Thank you for taking such time to make an elaborate response, much appreciated, and adds clarity. I still don't think it's a good idea to draw landcover pattern over streams and rivers, I think it's not intuitive and it unnecessarily makes maps harder to draw and maintain especially in less mature areas of the map. I don't think it's an "accuracy" thing. It's just not logical. Anyway, I've voiced my opinion on this matter now. I personally won't be mapping river areas around streams, but rather hope this style will change in the future.

(Regarding the goals I think it's no longer a good idea to use the map as feedback mechanism for mappers, or rather I think it does that well enough even if it's not stated as a goal, and further feedback should be built in into the tools (which there already is some).
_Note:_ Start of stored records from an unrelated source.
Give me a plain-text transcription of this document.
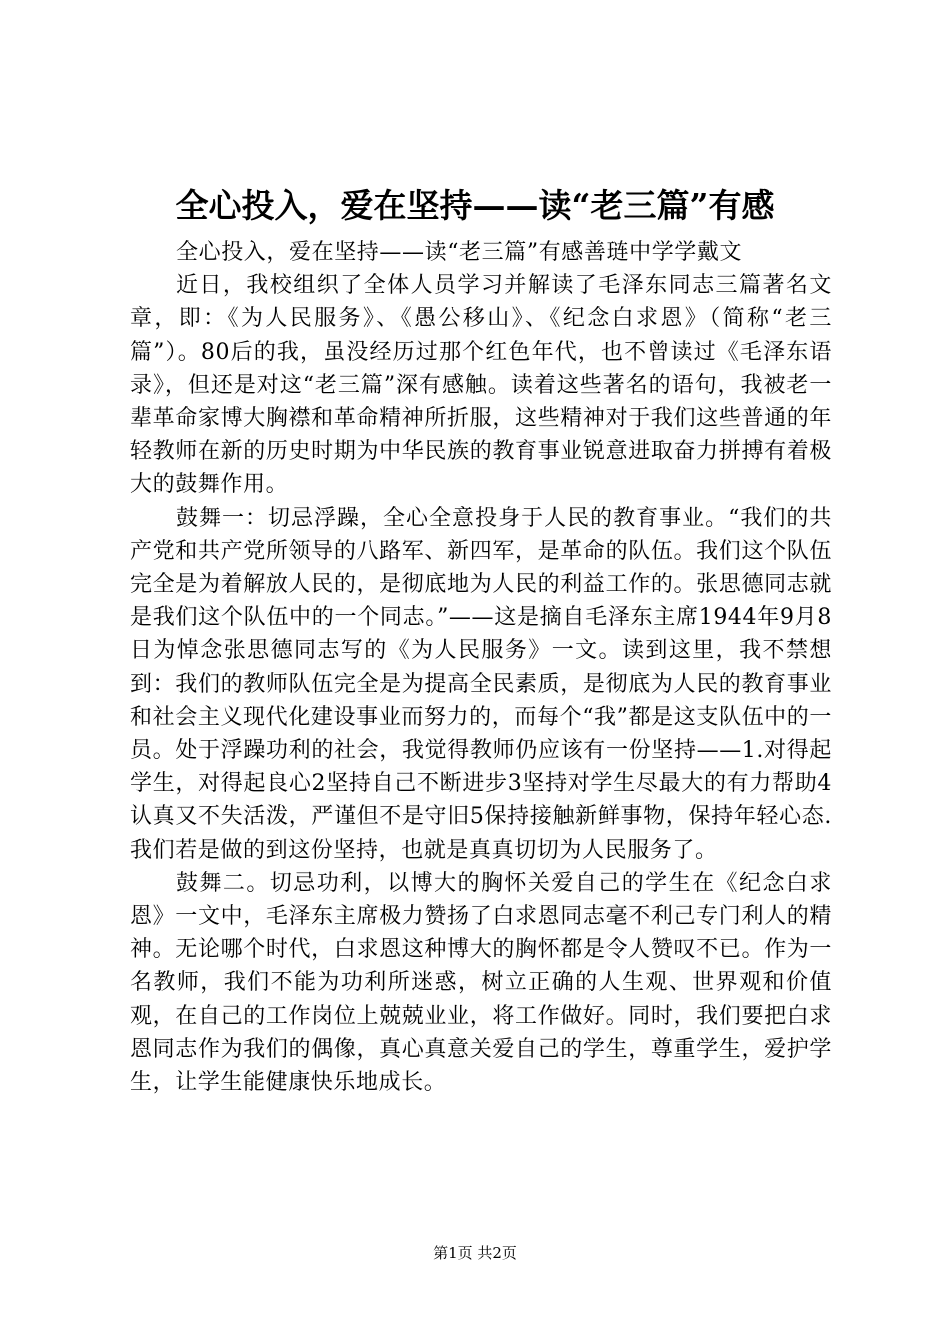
全心投入，爱在坚持——读“老三篇”有感

全心投入，爱在坚持——读“老三篇”有感善琏中学学戴文

近日，我校组织了全体人员学习并解读了毛泽东同志三篇著名文章，即：《为人民服务》、《愚公移山》、《纪念白求恩》（简称“老三篇”）。80后的我，虽没经历过那个红色年代，也不曾读过《毛泽东语录》，但还是对这“老三篇”深有感触。读着这些著名的语句，我被老一辈革命家博大胸襟和革命精神所折服，这些精神对于我们这些普通的年轻教师在新的历史时期为中华民族的教育事业锐意进取奋力拼搏有着极大的鼓舞作用。

鼓舞一：切忌浮躁，全心全意投身于人民的教育事业。“我们的共产党和共产党所领导的八路军、新四军，是革命的队伍。我们这个队伍完全是为着解放人民的，是彻底地为人民的利益工作的。张思德同志就是我们这个队伍中的一个同志。”——这是摘自毛泽东主席1944年9月8日为悼念张思德同志写的《为人民服务》一文。读到这里，我不禁想到：我们的教师队伍完全是为提高全民素质，是彻底为人民的教育事业和社会主义现代化建设事业而努力的，而每个“我”都是这支队伍中的一员。处于浮躁功利的社会，我觉得教师仍应该有一份坚持——1.对得起学生，对得起良心2坚持自己不断进步3坚持对学生尽最大的有力帮助4认真又不失活泼，严谨但不是守旧5保持接触新鲜事物，保持年轻心态.我们若是做的到这份坚持，也就是真真切切为人民服务了。

鼓舞二。切忌功利，以博大的胸怀关爱自己的学生在《纪念白求恩》一文中，毛泽东主席极力赞扬了白求恩同志毫不利己专门利人的精神。无论哪个时代，白求恩这种博大的胸怀都是令人赞叹不已。作为一名教师，我们不能为功利所迷惑，树立正确的人生观、世界观和价值观，在自己的工作岗位上兢兢业业，将工作做好。同时，我们要把白求恩同志作为我们的偶像，真心真意关爱自己的学生，尊重学生，爱护学生，让学生能健康快乐地成长。

第1页 共2页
As far as I understand the original idea of the project was that the default osm render would be a rather rarely used technical rendering and actual end-user services would instead make their own renders. However, in practice the default render has become a frequently used front-end map for many services, especially in the open-source and web world where most don't have capacity to have their own maps, so how it actually looks has become more important than originally intended, and I think the project should adapt to that situation.)

imagico commented 4 years ago

Discussion of maps featured on the OSM website and map styles hosted on OSMF infrastructure is out of scope for this issue tracker. There is policy for maps featured on OSM.org but there is currently no policy on map styles hosted by the OSMF. You would have to take that up with the OSMF. Personally i am all for more diversity in map styles (especially cultural and thematic diversity) but i would consider it a waste of valuable resources for the OSMF to invest in hosting a Google Maps/Mapbox/OpenMapTiles look-alike or a simplistic and short-sighted puff piece style.

The goals of this style are open for discussion and change (in a separate issue obviously) but the mapper feedback function is a fairly undeniable fact (i.e. that mappers let their mapping be influenced by the feedback they receive from this style) so embracing the responsibility of this fact by working towards the goal to responsibly address this function is not something you would likely find consensus here to neglect.

atorger commented 4 years ago

Yes sorry for straying off a bit... to step back, what I think is not a good idea is the concept that it would be incorrect/inaccurate to map a stream as a single line on top of a land cover. I think that is a logical, valid and indeed commonplace way to make maps at a certain detail level, a detail level that is relevant for lots of places on the map. And thus I think the style should support that way of mapping.

If it is technically difficult I guess I could live with the streams getting pattern on top, as it's not something that is clearly obvious until you look closely, but I rather not see that mappers are encouraged to make river areas for their streams, as that unnecessarily complicates the map. If river areas should be required for small rivers (I don't like it, but I don't know how many that are with me...), I guess the proper way would be to render rivers as narrow as streams (or perhaps not at all) so it becomes more obvious that they should be represented by polygons.

jeisenbe commented 4 years ago

I think that is a logical, valid and indeed commonplace way to make maps

Agreed. Streams are going to be less than 3 meters (and most are less than 1 meter), so in the case of woodland areas there is often no break in the tree canopy, and that means it is fine to model it as covered with one area of woodland.

As mentioned in a comment above (https://github.com/gravitystorm/openstreetmap-carto/issues/3883#issuecomment-531096157), there is a technical solution which requires an additional rendering step (or layer) and the prerequisite of implementing the ideas in #3854 which I support.